Where born, year: San Francisco, 1940
Education:
  • Bachelor of arts in mathematics, University of California at Berkeley, 1964
  • Master of arts in mathematics, California
Work history: 1971-1975 — Systems programmer, NASA AMES
1975-1994 — Research staff in Stanford University’s Knowledge Systems Laboratory
1994-2004 — Sun
Present — Final stages of completing financing for start-up Peerouette
Interests/ hobbies:
  • Fluent in French, learning Mandarin
  • Tennis
  • Collecting wine
  • Travel to Europe, Asia
Tidbit few people would know: After high school I attended the U.S. Merchant Marine Academy in Kings Point, N.Y. I left the academy after 18 months, six of which were spent seeing places like Pago Pago, Samoa, Australia, Tasmania, Japan, China and the Philippines. I found a calculus book published in 1895 in the library of the USS Golden Bear of Pacific Far East Lines. I read it, liked the math and ended up at UC Berkeley, where the mascot is the Golden Bear.

William Yeager is credited with developing the first router while he was a staff researcher at Stanford.
They wanted to connect DEC10 Systems, a number of Xerox PARC Lisp machines, Altos file servers and printers, DEC VAXs, Texas Instruments' Explorers and Symbolic systems, because they were spread across buildings on campus and people were tired of carrying tapes around.

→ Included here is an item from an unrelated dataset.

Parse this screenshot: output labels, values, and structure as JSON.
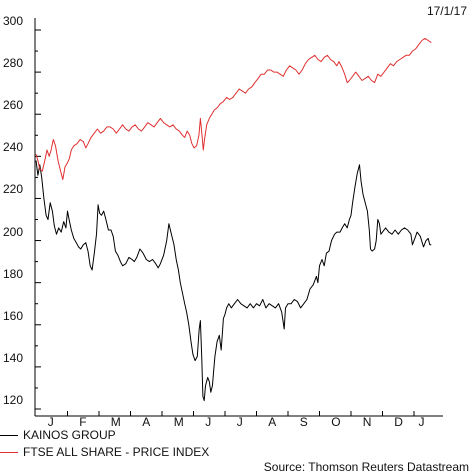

"I thought about this for a bit, and I said, well really what you need is an operating system. So while the cables were being pulled and tested, I developed a network operating system [NOS] and routing code [to run on a] DEC PDP11/05. But the Alan Snyder Portable C compiler generated too much code. So I had to go into the compiler and improve the code generators. And that wasn't even good enough. So then I had to write an optimizer for PDP11/05 assembler so I could reduce the code by about 30%. This was major engineering, because you had your hands into everything. It's important to remember the PDP11/05 only had 56KB of user memory, and was diskless.", he said.

Initially, the code routed Parc Universal Packet (PUP) for the Xerox PARC systems and mainframes.

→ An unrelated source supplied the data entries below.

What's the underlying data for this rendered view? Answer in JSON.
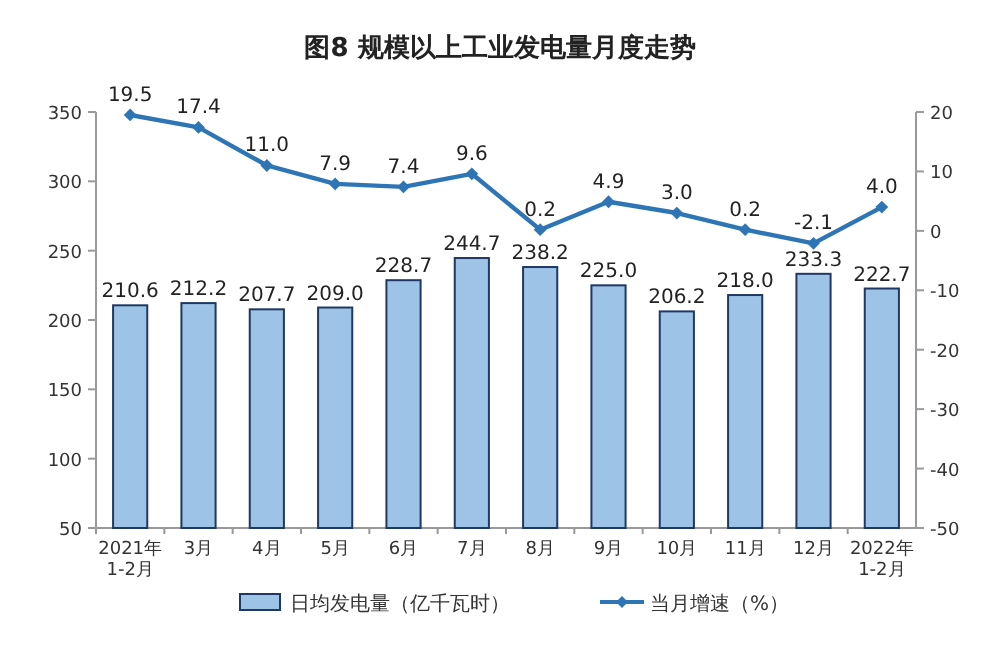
{
  "chart_data": {
    "type": "bar",
    "title": "图8  规模以上工业发电量月度走势",
    "categories": [
      "2021年\n1-2月",
      "3月",
      "4月",
      "5月",
      "6月",
      "7月",
      "8月",
      "9月",
      "10月",
      "11月",
      "12月",
      "2022年\n1-2月"
    ],
    "series": [
      {
        "name": "日均发电量（亿千瓦时）",
        "color": "#9dc3e6",
        "values": [
          210.6,
          212.2,
          207.7,
          209.0,
          228.7,
          244.7,
          238.2,
          225.0,
          206.2,
          218.0,
          233.3,
          222.7
        ],
        "value_labels": [
          "210.6",
          "212.2",
          "207.7",
          "209.0",
          "228.7",
          "244.7",
          "238.2",
          "225.0",
          "206.2",
          "218.0",
          "233.3",
          "222.7"
        ]
      },
      {
        "name": "当月增速（%）",
        "type": "line",
        "axis": "y2",
        "color": "#2e75b6",
        "values": [
          19.5,
          17.4,
          11.0,
          7.9,
          7.4,
          9.6,
          0.2,
          4.9,
          3.0,
          0.2,
          -2.1,
          4.0
        ],
        "value_labels": [
          "19.5",
          "17.4",
          "11.0",
          "7.9",
          "7.4",
          "9.6",
          "0.2",
          "4.9",
          "3.0",
          "0.2",
          "-2.1",
          "4.0"
        ]
      }
    ],
    "ylim": [
      50,
      350
    ],
    "yticks": [
      50,
      100,
      150,
      200,
      250,
      300,
      350
    ],
    "y2lim": [
      -50,
      20
    ],
    "y2ticks": [
      -50,
      -40,
      -30,
      -20,
      -10,
      0,
      10,
      20
    ],
    "legend": "bottom",
    "marker": "diamond",
    "line_style": "solid",
    "grid": false
  }
}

He tweaked it in Lisp and C," so a router was a class, and a specific protocol, say IP, was an instance of that class, and the NOS was multitasking. When you added another router, then you ended up putting in an instance as another task or thread. In the network I/O drivers you would look for the link-level type in the packet to determine the protocol, and everything goes into nice queues under these router threads and it all works. That's why Cisco did so well in this, because you could add more and more stuff to the operating system".
He talks about how Cisco managed to look at his project and update his design:

"In the spring of 1985 Len Bosack who was in charge of the computer science department's computer facilities and later went on to co-found Cisco and another guy knocked on my office door and asked if they could have access to sources for the router code. I said, what do you want to do? They said, we want to improve it, add more features. I said, well that would be great, because I have other research tasks to do, and I gave them the password and away they went. I had no idea Cisco had been founded in '84. I'd never heard of it."

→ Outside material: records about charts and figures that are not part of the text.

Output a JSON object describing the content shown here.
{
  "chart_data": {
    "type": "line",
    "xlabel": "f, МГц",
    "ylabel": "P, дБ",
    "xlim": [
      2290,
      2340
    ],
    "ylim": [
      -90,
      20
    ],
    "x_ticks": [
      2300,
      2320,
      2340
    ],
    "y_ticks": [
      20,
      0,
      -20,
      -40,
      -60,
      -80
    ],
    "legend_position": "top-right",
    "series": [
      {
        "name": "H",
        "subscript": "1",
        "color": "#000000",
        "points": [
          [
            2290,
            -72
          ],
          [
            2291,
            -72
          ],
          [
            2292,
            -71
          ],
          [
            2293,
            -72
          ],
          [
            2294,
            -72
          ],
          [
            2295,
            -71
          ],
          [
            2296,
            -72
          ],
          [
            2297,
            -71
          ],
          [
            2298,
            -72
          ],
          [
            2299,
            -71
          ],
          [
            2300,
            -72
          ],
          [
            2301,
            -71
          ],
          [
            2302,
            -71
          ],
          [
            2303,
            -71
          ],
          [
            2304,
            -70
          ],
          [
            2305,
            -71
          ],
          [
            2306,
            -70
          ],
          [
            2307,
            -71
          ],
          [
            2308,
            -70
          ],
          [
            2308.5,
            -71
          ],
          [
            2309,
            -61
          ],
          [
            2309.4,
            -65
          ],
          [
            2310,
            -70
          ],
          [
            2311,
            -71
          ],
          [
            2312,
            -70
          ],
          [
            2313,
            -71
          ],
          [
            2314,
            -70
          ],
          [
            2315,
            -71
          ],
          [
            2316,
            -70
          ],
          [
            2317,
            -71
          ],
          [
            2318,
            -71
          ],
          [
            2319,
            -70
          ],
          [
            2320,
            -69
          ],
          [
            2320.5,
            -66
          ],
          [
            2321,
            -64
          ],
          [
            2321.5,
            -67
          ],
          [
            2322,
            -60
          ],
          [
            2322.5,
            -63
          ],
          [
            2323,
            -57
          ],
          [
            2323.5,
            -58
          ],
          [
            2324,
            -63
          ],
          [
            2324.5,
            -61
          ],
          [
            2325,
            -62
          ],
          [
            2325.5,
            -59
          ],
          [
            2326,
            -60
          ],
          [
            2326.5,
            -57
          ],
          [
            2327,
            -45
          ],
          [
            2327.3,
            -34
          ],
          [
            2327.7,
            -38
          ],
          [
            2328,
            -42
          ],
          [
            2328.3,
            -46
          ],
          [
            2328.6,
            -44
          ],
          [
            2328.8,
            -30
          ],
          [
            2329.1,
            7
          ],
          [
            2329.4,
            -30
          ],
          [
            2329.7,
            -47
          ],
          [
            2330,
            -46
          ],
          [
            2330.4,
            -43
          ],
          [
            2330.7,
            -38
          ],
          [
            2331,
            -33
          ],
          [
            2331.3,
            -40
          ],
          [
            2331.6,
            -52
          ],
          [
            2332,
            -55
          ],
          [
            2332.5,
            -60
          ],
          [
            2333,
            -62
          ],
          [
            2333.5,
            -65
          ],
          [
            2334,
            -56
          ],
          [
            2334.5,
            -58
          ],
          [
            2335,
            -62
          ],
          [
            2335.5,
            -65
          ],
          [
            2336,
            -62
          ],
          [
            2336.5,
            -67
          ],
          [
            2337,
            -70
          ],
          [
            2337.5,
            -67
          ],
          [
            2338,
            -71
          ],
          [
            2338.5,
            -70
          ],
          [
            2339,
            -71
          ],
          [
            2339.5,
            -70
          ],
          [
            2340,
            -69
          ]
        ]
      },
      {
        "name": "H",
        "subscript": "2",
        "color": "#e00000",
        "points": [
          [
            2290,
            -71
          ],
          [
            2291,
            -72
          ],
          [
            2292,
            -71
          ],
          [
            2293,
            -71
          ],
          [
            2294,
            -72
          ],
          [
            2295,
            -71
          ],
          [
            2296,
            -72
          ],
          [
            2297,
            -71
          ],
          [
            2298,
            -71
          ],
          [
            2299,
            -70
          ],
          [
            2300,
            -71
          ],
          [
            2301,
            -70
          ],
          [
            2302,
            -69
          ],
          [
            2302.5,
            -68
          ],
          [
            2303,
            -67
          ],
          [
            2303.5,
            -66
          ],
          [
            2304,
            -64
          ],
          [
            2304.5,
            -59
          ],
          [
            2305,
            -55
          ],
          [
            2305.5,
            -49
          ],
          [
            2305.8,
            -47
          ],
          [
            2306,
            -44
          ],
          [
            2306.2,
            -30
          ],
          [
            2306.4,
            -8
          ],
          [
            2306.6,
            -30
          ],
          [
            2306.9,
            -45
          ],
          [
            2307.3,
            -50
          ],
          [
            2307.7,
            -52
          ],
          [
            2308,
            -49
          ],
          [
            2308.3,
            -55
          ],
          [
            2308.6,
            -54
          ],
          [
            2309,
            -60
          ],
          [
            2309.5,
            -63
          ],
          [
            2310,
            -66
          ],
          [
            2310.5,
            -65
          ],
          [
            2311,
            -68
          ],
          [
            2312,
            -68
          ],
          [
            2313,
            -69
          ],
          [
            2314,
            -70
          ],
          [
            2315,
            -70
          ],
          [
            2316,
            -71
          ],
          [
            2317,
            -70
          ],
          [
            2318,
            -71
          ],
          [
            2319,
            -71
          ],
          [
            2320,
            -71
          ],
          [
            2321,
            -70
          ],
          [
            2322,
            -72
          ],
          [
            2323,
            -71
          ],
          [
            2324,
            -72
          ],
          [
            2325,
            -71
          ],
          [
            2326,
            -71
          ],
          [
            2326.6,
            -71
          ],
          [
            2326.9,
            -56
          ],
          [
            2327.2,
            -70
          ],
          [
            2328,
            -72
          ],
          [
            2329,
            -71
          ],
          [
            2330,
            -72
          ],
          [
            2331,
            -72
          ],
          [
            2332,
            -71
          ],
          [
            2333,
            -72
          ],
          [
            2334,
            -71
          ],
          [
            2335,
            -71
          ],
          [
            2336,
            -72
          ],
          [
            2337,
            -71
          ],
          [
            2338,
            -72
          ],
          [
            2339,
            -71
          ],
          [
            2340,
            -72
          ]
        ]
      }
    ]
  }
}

Lately, Cisco became a separate deveper of his project and started to make money from his idea. After comparing his work with first Cisco's project, the Standford lawyer told him that his work was used without any fee and permission, so Cisco had to pay $100,000 in royalties:
"And I said, well let's start with the operating system. That's sort of the heart and soul of this. And it was identical except for changing variables names. I said, can you see this? She said, 'I'm a lawyer and I can see this is identical.' Let's look at other things. Let's look at this network data logblock (a C structure). Well it's been broken into two pieces, big deal. Any time someone gets a chance to go over code again they refine it. It was refined, clearly, but absolutely the same stuff. Derivative. They changed and added a their new routing protocol, no big deal. If you knew networking you could do it. I only did what I had to do, because I was driven by my boss and he was driven by the department's needs. And when I stopped I stopped. "
Cisco has always had trouble giving him credit, because he's like one of these "bulldogs, that hold of a guys' pant's leg and won't let go of it".

He concluded that "I'm sort of a persona non grata down there at Cisco. But it was fun. I was very passionate about this stuff. I'm always passionate about what I do. And I learned a lot about how corporations work and these guys were great capitalists and obviously they turned out with a great company."
After that he went to Sun and worked on IMAP and SIMS projects.